The predictor takes the data in format (userId, movieId) and returns Rating(userId, movieId, rating). To make the results human-readable, we need an additional structure that stores the mapping of movieId to movieTitle

To evaluate the benefit of this system, we compare the result with a baseline. The baseline for this task is the average rating for a given movie. We need a data structure that stores the mapping of movieId to averageRating.

Read the code. Understand how the program works.

Complete the code

Implement parseTitle and rmse(test: RDD[Rating], prediction: scala.collection.Map[Int, Double])
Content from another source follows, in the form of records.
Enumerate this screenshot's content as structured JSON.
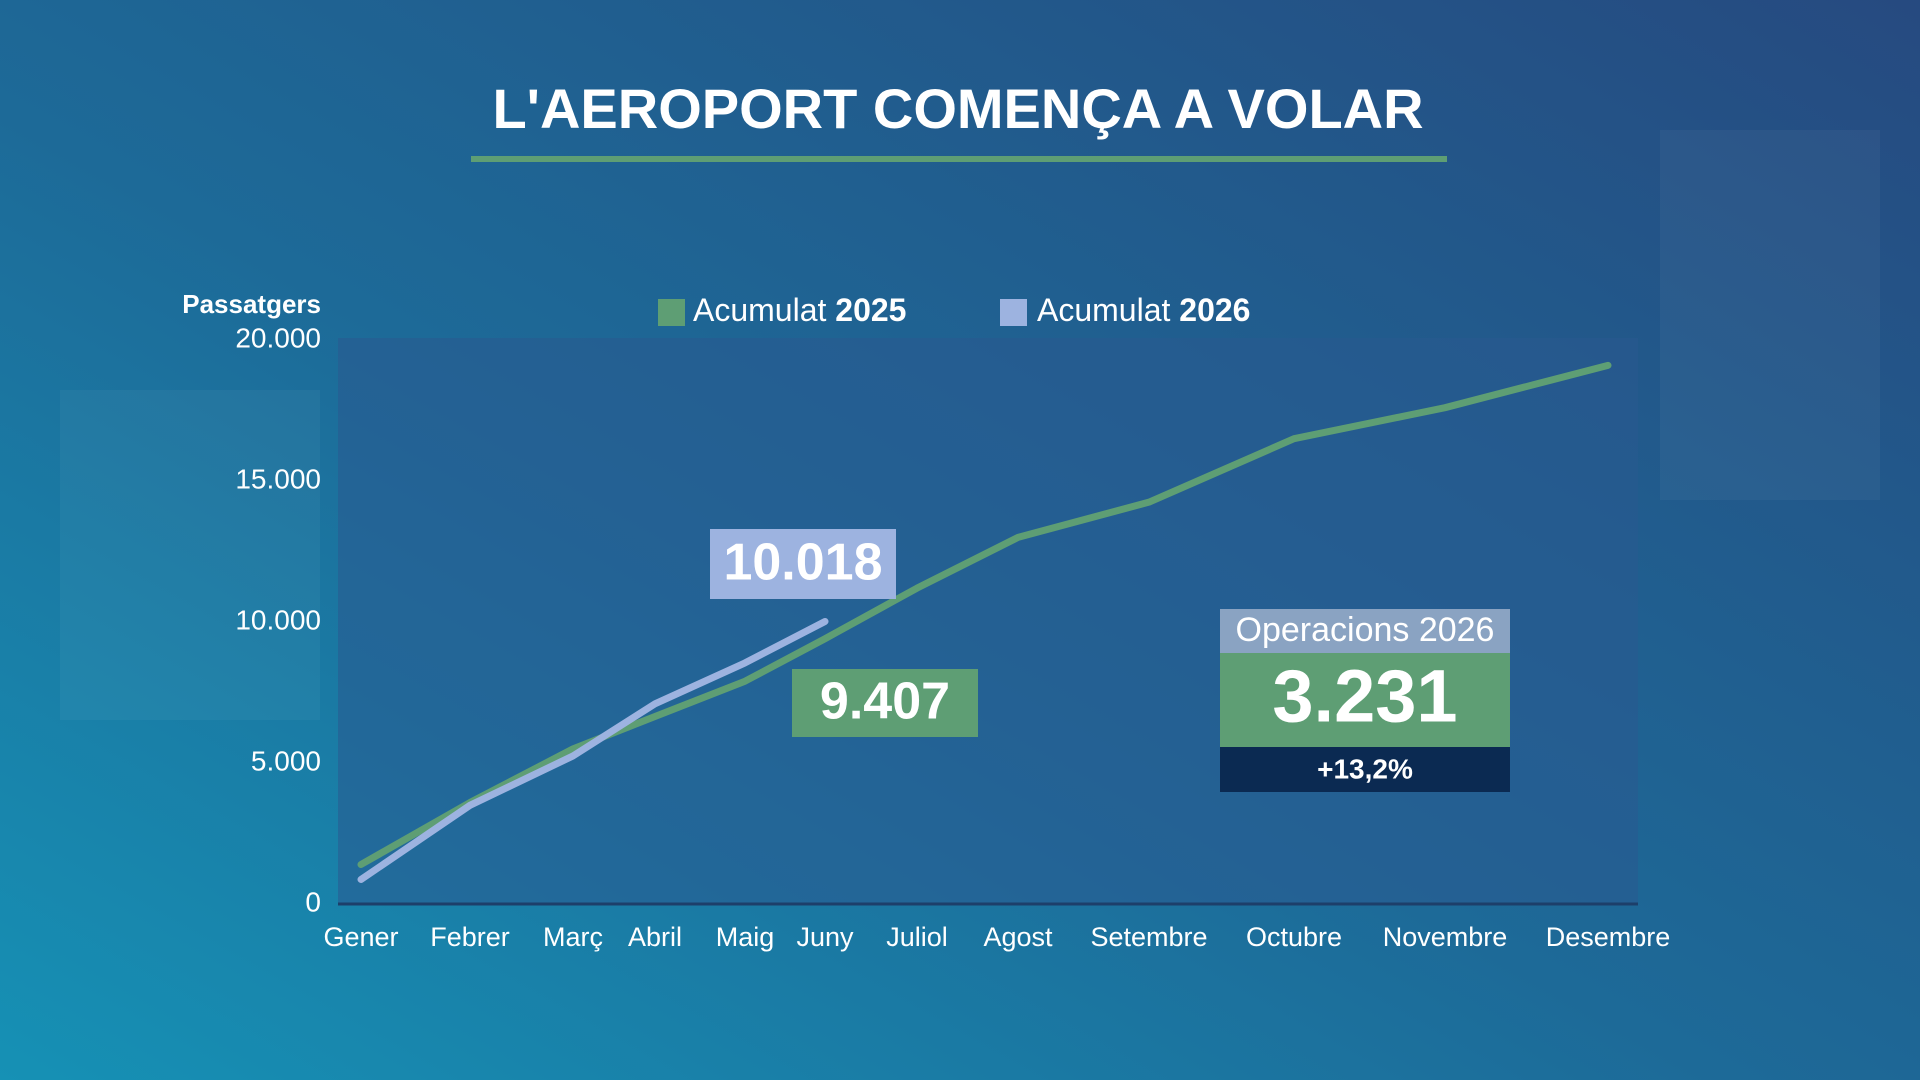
{
  "chart_data": {
    "type": "line",
    "title": "L'AEROPORT COMENÇA A VOLAR",
    "ylabel": "Passatgers",
    "categories": [
      "Gener",
      "Febrer",
      "Març",
      "Abril",
      "Maig",
      "Juny",
      "Juliol",
      "Agost",
      "Setembre",
      "Octubre",
      "Novembre",
      "Desembre"
    ],
    "series": [
      {
        "name": "Acumulat 2025",
        "color": "#5e9e74",
        "values": [
          1400,
          3600,
          5500,
          6650,
          7900,
          9407,
          11200,
          13000,
          14250,
          16500,
          17600,
          19100
        ],
        "value_labels": [
          null,
          null,
          null,
          null,
          null,
          "9.407",
          null,
          null,
          null,
          null,
          null,
          null
        ]
      },
      {
        "name": "Acumulat 2026",
        "color": "#9db3e0",
        "values": [
          870,
          3500,
          5250,
          7100,
          8550,
          10018,
          null,
          null,
          null,
          null,
          null,
          null
        ],
        "value_labels": [
          null,
          null,
          null,
          null,
          null,
          "10.018",
          null,
          null,
          null,
          null,
          null,
          null
        ]
      }
    ],
    "ylim": [
      0,
      20000
    ],
    "yticks": [
      0,
      {
        "value": 5000,
        "label": "5.000"
      },
      {
        "value": 10000,
        "label": "10.000"
      },
      {
        "value": 15000,
        "label": "15.000"
      },
      {
        "value": 20000,
        "label": "20.000"
      }
    ],
    "grid": false,
    "legend": "top",
    "annotation": {
      "title": "Operacions 2026",
      "value": "3.231",
      "change": "+13,2%"
    }
  }
}
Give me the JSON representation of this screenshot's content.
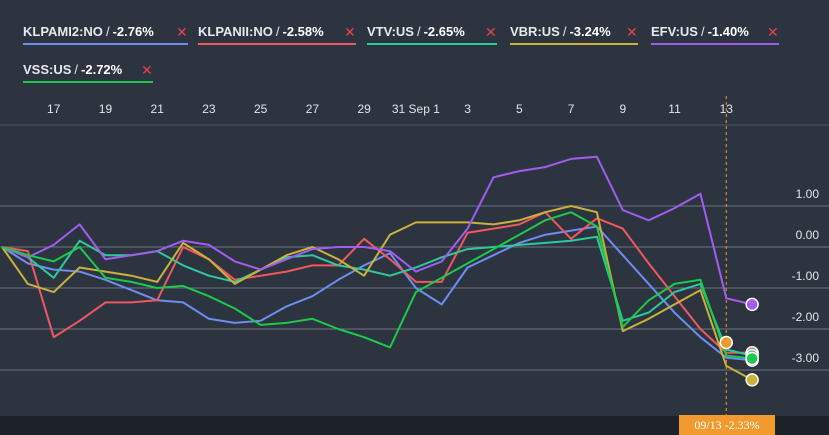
{
  "legend": [
    {
      "name": "KLPAMI2:NO",
      "value": "-2.76%",
      "color": "#6f8df0",
      "remove": "✕"
    },
    {
      "name": "KLPANII:NO",
      "value": "-2.58%",
      "color": "#f0585e",
      "remove": "✕"
    },
    {
      "name": "VTV:US",
      "value": "-2.65%",
      "color": "#2fc89a",
      "remove": "✕"
    },
    {
      "name": "VBR:US",
      "value": "-3.24%",
      "color": "#c9b13c",
      "remove": "✕"
    },
    {
      "name": "EFV:US",
      "value": "-1.40%",
      "color": "#a35cf0",
      "remove": "✕"
    },
    {
      "name": "VSS:US",
      "value": "-2.72%",
      "color": "#1ec94a",
      "remove": "✕"
    }
  ],
  "cursor": {
    "date": "09/13",
    "value": "-2.33%"
  },
  "chart_data": {
    "type": "line",
    "x_tick_labels": [
      "17",
      "19",
      "21",
      "23",
      "25",
      "27",
      "29",
      "31 Sep 1",
      "3",
      "5",
      "7",
      "9",
      "11",
      "13"
    ],
    "x_tick_index": [
      1,
      3,
      5,
      7,
      9,
      11,
      13,
      15,
      17,
      19,
      21,
      23,
      25,
      27
    ],
    "y_ticks": [
      1.0,
      0.0,
      -1.0,
      -2.0,
      -3.0
    ],
    "y_tick_labels": [
      "1.00",
      "0.00",
      "-1.00",
      "-2.00",
      "-3.00"
    ],
    "ylim": [
      -3.8,
      2.6
    ],
    "xlim": [
      -1,
      29
    ],
    "series": [
      {
        "name": "KLPAMI2:NO",
        "color": "#6f8df0",
        "end_marker": true,
        "points": [
          [
            -1,
            0
          ],
          [
            0,
            -0.4
          ],
          [
            1,
            -0.55
          ],
          [
            2,
            -0.6
          ],
          [
            3,
            -0.8
          ],
          [
            4,
            -1.05
          ],
          [
            5,
            -1.3
          ],
          [
            6,
            -1.35
          ],
          [
            7,
            -1.75
          ],
          [
            8,
            -1.85
          ],
          [
            9,
            -1.8
          ],
          [
            10,
            -1.45
          ],
          [
            11,
            -1.2
          ],
          [
            12,
            -0.8
          ],
          [
            13,
            -0.45
          ],
          [
            14,
            -0.15
          ],
          [
            15,
            -1.0
          ],
          [
            16,
            -1.4
          ],
          [
            17,
            -0.5
          ],
          [
            18,
            -0.2
          ],
          [
            19,
            0.1
          ],
          [
            20,
            0.3
          ],
          [
            21,
            0.4
          ],
          [
            22,
            0.5
          ],
          [
            23,
            -0.2
          ],
          [
            24,
            -0.9
          ],
          [
            25,
            -1.6
          ],
          [
            26,
            -2.2
          ],
          [
            27,
            -2.7
          ],
          [
            28,
            -2.76
          ]
        ]
      },
      {
        "name": "KLPANII:NO",
        "color": "#f0585e",
        "end_marker": true,
        "points": [
          [
            -1,
            0
          ],
          [
            0,
            -0.1
          ],
          [
            1,
            -2.2
          ],
          [
            2,
            -1.8
          ],
          [
            3,
            -1.35
          ],
          [
            4,
            -1.35
          ],
          [
            5,
            -1.3
          ],
          [
            6,
            0.0
          ],
          [
            7,
            -0.3
          ],
          [
            8,
            -0.8
          ],
          [
            9,
            -0.7
          ],
          [
            10,
            -0.6
          ],
          [
            11,
            -0.45
          ],
          [
            12,
            -0.45
          ],
          [
            13,
            0.2
          ],
          [
            14,
            -0.3
          ],
          [
            15,
            -0.85
          ],
          [
            16,
            -0.85
          ],
          [
            17,
            0.35
          ],
          [
            18,
            0.45
          ],
          [
            19,
            0.55
          ],
          [
            20,
            0.85
          ],
          [
            21,
            0.2
          ],
          [
            22,
            0.7
          ],
          [
            23,
            0.45
          ],
          [
            24,
            -0.4
          ],
          [
            25,
            -1.2
          ],
          [
            26,
            -2.0
          ],
          [
            27,
            -2.58
          ],
          [
            28,
            -2.58
          ]
        ]
      },
      {
        "name": "VTV:US",
        "color": "#2fc89a",
        "end_marker": true,
        "points": [
          [
            -1,
            0
          ],
          [
            0,
            -0.25
          ],
          [
            1,
            -0.75
          ],
          [
            2,
            0.15
          ],
          [
            3,
            -0.2
          ],
          [
            4,
            -0.2
          ],
          [
            5,
            -0.1
          ],
          [
            6,
            -0.45
          ],
          [
            7,
            -0.7
          ],
          [
            8,
            -0.85
          ],
          [
            9,
            -0.55
          ],
          [
            10,
            -0.25
          ],
          [
            11,
            -0.2
          ],
          [
            12,
            -0.45
          ],
          [
            13,
            -0.55
          ],
          [
            14,
            -0.7
          ],
          [
            15,
            -0.5
          ],
          [
            16,
            -0.25
          ],
          [
            17,
            -0.05
          ],
          [
            18,
            0.0
          ],
          [
            19,
            0.05
          ],
          [
            20,
            0.1
          ],
          [
            21,
            0.15
          ],
          [
            22,
            0.25
          ],
          [
            23,
            -1.8
          ],
          [
            24,
            -1.6
          ],
          [
            25,
            -1.1
          ],
          [
            26,
            -0.9
          ],
          [
            27,
            -2.5
          ],
          [
            28,
            -2.65
          ]
        ]
      },
      {
        "name": "VBR:US",
        "color": "#c9b13c",
        "end_marker": true,
        "points": [
          [
            -1,
            0
          ],
          [
            0,
            -0.9
          ],
          [
            1,
            -1.1
          ],
          [
            2,
            -0.5
          ],
          [
            3,
            -0.6
          ],
          [
            4,
            -0.7
          ],
          [
            5,
            -0.85
          ],
          [
            6,
            0.1
          ],
          [
            7,
            -0.3
          ],
          [
            8,
            -0.9
          ],
          [
            9,
            -0.55
          ],
          [
            10,
            -0.2
          ],
          [
            11,
            0.0
          ],
          [
            12,
            -0.3
          ],
          [
            13,
            -0.7
          ],
          [
            14,
            0.3
          ],
          [
            15,
            0.6
          ],
          [
            16,
            0.6
          ],
          [
            17,
            0.6
          ],
          [
            18,
            0.55
          ],
          [
            19,
            0.65
          ],
          [
            20,
            0.85
          ],
          [
            21,
            1.0
          ],
          [
            22,
            0.85
          ],
          [
            23,
            -2.05
          ],
          [
            24,
            -1.75
          ],
          [
            25,
            -1.4
          ],
          [
            26,
            -1.05
          ],
          [
            27,
            -2.9
          ],
          [
            28,
            -3.24
          ]
        ]
      },
      {
        "name": "EFV:US",
        "color": "#a35cf0",
        "end_marker": true,
        "points": [
          [
            -1,
            0
          ],
          [
            0,
            -0.25
          ],
          [
            1,
            0.05
          ],
          [
            2,
            0.55
          ],
          [
            3,
            -0.3
          ],
          [
            4,
            -0.2
          ],
          [
            5,
            -0.1
          ],
          [
            6,
            0.15
          ],
          [
            7,
            0.05
          ],
          [
            8,
            -0.35
          ],
          [
            9,
            -0.55
          ],
          [
            10,
            -0.3
          ],
          [
            11,
            -0.05
          ],
          [
            12,
            0.0
          ],
          [
            13,
            0.0
          ],
          [
            14,
            -0.1
          ],
          [
            15,
            -0.6
          ],
          [
            16,
            -0.35
          ],
          [
            17,
            0.45
          ],
          [
            18,
            1.7
          ],
          [
            19,
            1.85
          ],
          [
            20,
            1.95
          ],
          [
            21,
            2.15
          ],
          [
            22,
            2.2
          ],
          [
            23,
            0.9
          ],
          [
            24,
            0.65
          ],
          [
            25,
            0.95
          ],
          [
            26,
            1.3
          ],
          [
            27,
            -1.25
          ],
          [
            28,
            -1.4
          ]
        ]
      },
      {
        "name": "VSS:US",
        "color": "#1ec94a",
        "end_marker": true,
        "points": [
          [
            -1,
            0
          ],
          [
            0,
            -0.2
          ],
          [
            1,
            -0.35
          ],
          [
            2,
            0.0
          ],
          [
            3,
            -0.75
          ],
          [
            4,
            -0.85
          ],
          [
            5,
            -1.0
          ],
          [
            6,
            -0.95
          ],
          [
            7,
            -1.2
          ],
          [
            8,
            -1.5
          ],
          [
            9,
            -1.9
          ],
          [
            10,
            -1.85
          ],
          [
            11,
            -1.75
          ],
          [
            12,
            -2.0
          ],
          [
            13,
            -2.2
          ],
          [
            14,
            -2.45
          ],
          [
            15,
            -1.1
          ],
          [
            16,
            -0.75
          ],
          [
            17,
            -0.4
          ],
          [
            18,
            -0.05
          ],
          [
            19,
            0.3
          ],
          [
            20,
            0.65
          ],
          [
            21,
            0.85
          ],
          [
            22,
            0.5
          ],
          [
            23,
            -1.95
          ],
          [
            24,
            -1.3
          ],
          [
            25,
            -0.9
          ],
          [
            26,
            -0.8
          ],
          [
            27,
            -2.65
          ],
          [
            28,
            -2.72
          ]
        ]
      }
    ],
    "cursor_x": 27
  }
}
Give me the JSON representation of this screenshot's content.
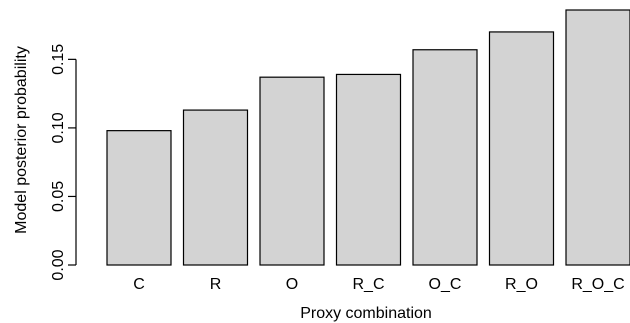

spark-submit --master yarn spark-recommendation.jar hdfs:///movielens-mod -user false

Run with Your Movie Preferences

spark/bin/spark-submit --master yarn spark-recommendation.jar hdfs:///movielens-mod -user true

executing this command will allow you to specify your own movie preferences and get recommendations after the model has finished training.

The dataset is not very large. You can run the application locally if you have sufficient resources.

Post-processing of Recommendations

Currently, the list of recommendations can include the movies that the user has already graded. Modify the program such that these movies are filtered. You can use either set difference or RDD's filter methods.

Load Your Movie Preferences

Your movie preferences were saved into the file user_rating.tsv. Write a method or class that will load this data instead of surveying the user every time.

Change the Rank of the Model

Try different model ranks. A higher rank leads to a more complex model. Compare the difference between baseline and prediction for a model with a higher rank. Evaluate the quality of the proposed movies subjectively.

Extra Filtering

You might have noticed that the recommendations are not very great. The reason is that the model cannot compute confident representations for infrequent movies. Modify the program in such a way that low-frequency items (movies with less than 50-100 ratings) are excluded from the training and recommendation process.

Reference

Help with Scala
Scala Book
RDD partitioning 1
Stack overflow during execution 1
History Server 1

Self-Check Questions

What does sc.parallelize do?
What does collectAsMap do?
What is the difference between foreach and map?
What is pattern matching in Scala?

Troubleshooting

Sbt compilation error

There are issues compiling scala libraries with Java 9 and above. If you see an error during compilation, try downgrading to Java 8.

Missing Winutils

There is a known issue with Spark on Windows, that it requires winutils.exe. The solution can be found here.

Memory Issues

If you experience issues with memory, try to partition dataset into larger chunks

val data = data.repartition(number_of_partitions)

Creating more partitions is equivalent to reducing the size of input data per partition, and reducing memory requirements for map tasks.

Appendix

Including Dependencies

When you configure artifact with IDE, you need to specify the dependencies. There is absolutely no need to include all the dependencies in the jar container, and you should merely add dependencies to the manifest.